Juan Carlos Girauta-ABC

  • Los nuevos Chamberlain y los nuevos Blum tienen otras nacionalidades. De hecho, su espíritu impregnaba hasta ayer la Unión Europea

EN abril de 1937, Roosevelt pidió a Hitler que se comprometiese a no agredir durante diez años a una serie de países, entre ellos los agredidos dos años después. El genocida interpretó lo que cabía esperar y despachó el asunto con un discurso lleno de desprecio. Sus diplomáticos y espías tenían pruebas documentales de lo que era un secreto a voces: en modo alguno prestaría EE.UU., llegado el caso, apoyo a Francia y Gran Bretaña. Desde la llegada de Hitler al poder se sucedieron decisiones desatinadas. Se dirá que la valoración es fácil a toro pasado. Elijan contraargumento:

Uno: los hechos fueron los que fueron y el resto son especulaciones, ucronías, hipótesis contrafactuales. Dos: Churchill sí le vio las orejas al lobo muy pronto. Afeó a su gobierno los llamamientos a Francia para que complaciera al alemán reduciendo sus efectivos militares. «Ni siquiera el führer había contado con la posibilidad de que Gran Bretaña tratase de impedir que los franceses se defendieran», observa Paul Johnson. Que le pusieran las cosas tan fáciles sorprendió al propio Hitler, que iba obteniendo lo que quería sin resistencias de la izquierda -los socialistas franceses se opusieron a prolongar el servicio militar- y con el beneplácito de la derecha: «Mejor Hitler que Blum».

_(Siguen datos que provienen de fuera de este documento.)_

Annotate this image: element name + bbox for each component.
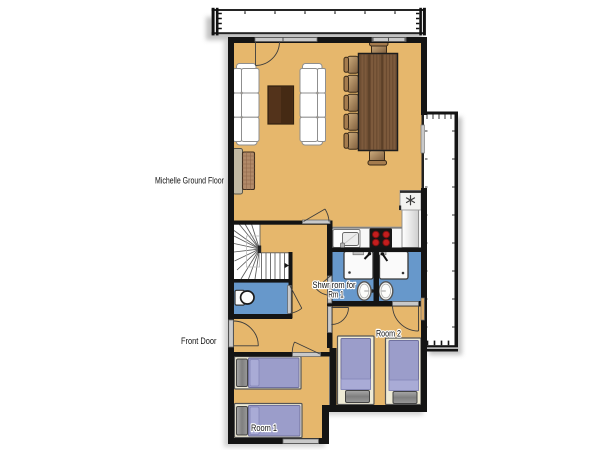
svg-text:Room 1: Room 1 [251, 423, 277, 433]
svg-text:Rm 1: Rm 1 [328, 290, 344, 300]
svg-text:Room 2: Room 2 [376, 329, 401, 339]
svg-text:Front Door: Front Door [181, 335, 217, 346]
svg-text:Shwr rom for: Shwr rom for [313, 280, 356, 290]
svg-text:Michelle Ground Floor: Michelle Ground Floor [155, 176, 225, 187]
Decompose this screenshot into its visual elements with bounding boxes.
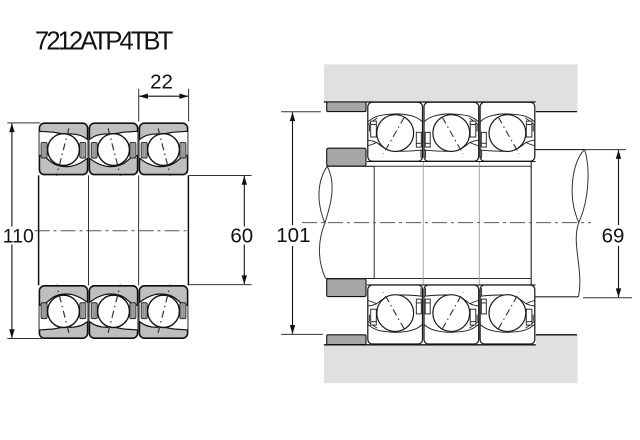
svg-text:60: 60 [230, 224, 253, 247]
svg-text:101: 101 [276, 224, 310, 247]
svg-text:110: 110 [3, 225, 34, 247]
svg-text:69: 69 [602, 225, 625, 248]
svg-text:22: 22 [150, 71, 173, 94]
svg-text:7212ATP4TBT: 7212ATP4TBT [35, 28, 173, 56]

La izquierda inglesa estuvo durante décadas seducida por el estalinismo y trufada de espías al servicio de la URSS. Por supuesto, su propaganda triunfaba entre aquella parte del laborismo que no era consciente de tanta penetración: «La izquierda, en general, trató de mantener desarmada a Gran Bretaña». Escribió Lansbury, líder laborista: «Yo clausuraría todos los centros de reclutamiento, disolvería el ejército y desarmaría a la fuerza aérea». Imaginen por un momento lo que habría sido de su país sin fuerza aérea. En cuanto a lo que ocurriría después, baste recordar que a nueve días del inicio de la guerra se firmó el Pacto Ribbentrop-Mólotov. Los comunistas franceses, entre otros, conocerían para su desgracia cuánto podía esperar de Stalin un estalinista.

Ocho décadas largas después, el mundo es otro, pero está formado y gobernado por hombres que son iguales. La naturaleza humana no cambia aunque las tecnologías se revolucionen, y con ellas, las costumbres y la visión de la realidad.

Ocho décadas largas después, un político español llamado Pedro Sánchez, declaró: «Sobra el Ministerio de Defensa». Ese hombre llegó al Gobierno de España y, junto a los nuevos Lansbury, los nuevos Chamberlain y los nuevos Blum, mantuvo la insensata política de desprecio al poderío militar que venía siendo tradicional en España. No es el caso de Francia y Gran Bretaña, que habían aprendido la lección. Los nuevos Chamberlain y los nuevos Blum tienen otras nacionalidades. De hecho, su espíritu impregnaba hasta ayer la Unión Europea, del mismo modo que aquel primer Roosvelt vuelve a ocupar el despacho oval.